Genomic environments scale the activities of diverse core promoters

One model for how cells integrate cis-regulatory information is that housekeeping and developmental core promoters respond specifically to certain types of enhancers or chromatin features at different chromosomal locations. We tested this model using a genome-integrated massively parallel reporter assay (MPRA) to measure the activity of hundreds of diverse core promoters at four genomic locations While genomic locations had large effects on expression, the relative strengths of core promoters were preserved across locations regardless of promoter class, suggesting that their intrinsic activities are scaled at different genomic locations. We further show that core promoter scaling is a genome-wide phenomenon by testing six core promoters at thousands of locations across the genome. While the rank order of core promoters is preserved, the scaling of expression across the genome is non-linear and depends on the genomic location and the strength of the core promoter, but not on its class, suggesting that housekeeping and developmental promoters do not make different interactions with the surrounding genomic environment. Instead, our results support a modular genome in which genomic environments containing different enhancers and chromatin features scale the activities of core promoters in an independent, but non-linear manner.
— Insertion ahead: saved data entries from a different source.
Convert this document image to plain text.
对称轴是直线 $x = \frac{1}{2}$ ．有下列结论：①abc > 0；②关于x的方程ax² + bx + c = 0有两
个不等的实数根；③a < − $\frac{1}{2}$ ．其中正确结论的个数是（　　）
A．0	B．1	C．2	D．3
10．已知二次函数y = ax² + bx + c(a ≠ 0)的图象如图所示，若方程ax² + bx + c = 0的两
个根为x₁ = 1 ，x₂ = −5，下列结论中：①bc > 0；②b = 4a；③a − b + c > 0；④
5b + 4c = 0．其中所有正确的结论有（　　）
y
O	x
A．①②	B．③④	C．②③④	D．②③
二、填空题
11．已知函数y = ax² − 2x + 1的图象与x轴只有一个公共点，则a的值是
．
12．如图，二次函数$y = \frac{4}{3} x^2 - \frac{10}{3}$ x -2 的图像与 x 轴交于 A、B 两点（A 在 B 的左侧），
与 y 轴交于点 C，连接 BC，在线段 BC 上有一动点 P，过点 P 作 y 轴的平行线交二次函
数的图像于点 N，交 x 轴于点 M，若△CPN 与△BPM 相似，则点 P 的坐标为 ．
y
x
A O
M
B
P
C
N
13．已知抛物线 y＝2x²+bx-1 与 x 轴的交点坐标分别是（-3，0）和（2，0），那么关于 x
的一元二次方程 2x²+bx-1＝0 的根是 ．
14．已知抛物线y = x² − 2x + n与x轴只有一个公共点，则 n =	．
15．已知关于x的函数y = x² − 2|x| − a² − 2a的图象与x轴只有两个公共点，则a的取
Overall design: patchMPRA: A library of 676 core promoters was integrated into 4 different genomic locations in K562 cells. DNA and RNA was harvested from the cell lines and the barcodes of the library were amplified and sequenced. Episomal MPRA: Library of core promoters was transiently transfected into K562 cells and RNA was harvested after 24 hours. The barcodes of the RNA and plasmid library were amplified and sequenced. TRIP: Six promoters were randomly barcoded and integrated into the K562 genome with piggyBac transposase. DNA and RNA was harvested from the cell lines and the barcodes were amplified and sequenced.